国が見捨てられると通貨は安くなるが
円に関しては高くなる

 2009年8月30日、衆議院選挙で勝利した民主党は、安定多数の308議席を確保して圧勝し政権を取って以来、「事業仕分け」による公共投資抑制と人への投資などを推進したが、金融財政面ではズブシロであった。

 普天間基地移設での失態(当時の鳩山由紀夫首相の「トラストミー」発言で、米国からも信頼を失った)、東日本大震災や原発事故などの不運も重なり、ドル円レートは急降下、実に76円台まで円高が進んだ。

 企業業績は極端に悪化し倒産増加、雇用は増えず、消費は落ち込む。その結果の株価だといえる。ここでは、民主党政権以降のドル円レートを見てみる。

 普通は、国が見捨てられると通貨は安くなるが、円に関しては高くなる。不思議だが、「経済ルールの例外」として意識しておきたい。

 2012年12月26日安倍政権発足。すぐに年末年始を迎えたが、正月の特番はアベノミクス一色だった。これは民主党政権で進んだデフレからの脱却を優先課題に、(1)金融政策、(2)財政政策、(3)民間投資という「3本の矢」による成長戦略であったが、デフレから完全には脱却していないものの、経済的には成功したと思う。
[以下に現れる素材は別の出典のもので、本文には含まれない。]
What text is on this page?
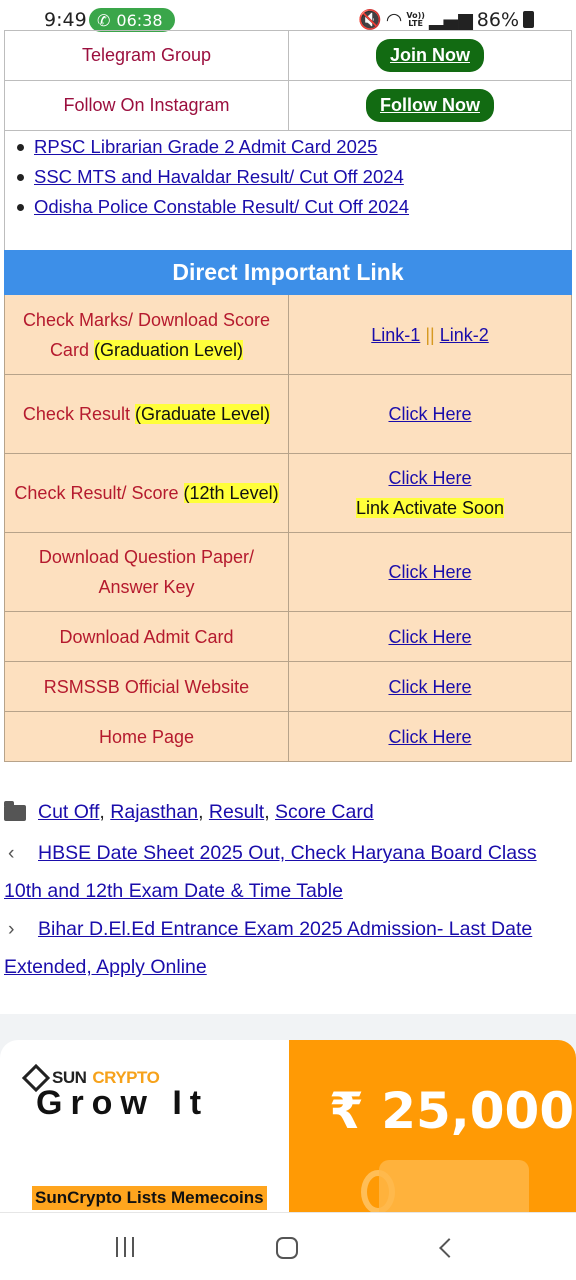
9:49 ✆ 06:38	🔇 ◠ Vo))
LTE ▂▄▆ 86%
Telegram Group	Join Now
Follow On Instagram	Follow Now
RPSC Librarian Grade 2 Admit Card 2025
SSC MTS and Havaldar Result/ Cut Off 2024
Odisha Police Constable Result/ Cut Off 2024
Direct Important Link	
Check Marks/ Download Score Card (Graduation Level)	Link-1 || Link-2
Check Result (Graduate Level)	Click Here
Check Result/ Score (12th Level)	Click Here
Link Activate Soon
Download Question Paper/ Answer Key	Click Here
Download Admit Card	Click Here
RSMSSB Official Website	Click Here
Home Page	Click Here
Cut Off ,
Rajasthan ,
Result ,
Score Card
‹ HBSE Date Sheet 2025 Out, Check Haryana Board Class 10th and 12th Exam Date & Time Table
› Bihar D.El.Ed Entrance Exam 2025 Admission- Last Date Extended, Apply Online
SUN CRYPTO
Grow It
SunCrypto Lists Memecoins
₹ 25,000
 円安効果による輸出産業復活で利益を取り戻し、2018年上場企業は戦後最高益を達成した。

 日本企業の稼ぎが、アベノミクスでどうなったか、日経平均1株当たり利益で見てみよう。

 日本企業の稼ぐ力(1株当たりの利益、EPS)は、大きく成長した。間違いなくアベノミクス効果だ。ちなみに、2020年の利益暴落は、新型コロナウイルスによる経済停滞の影響だから、経済政策とは別として考えたい。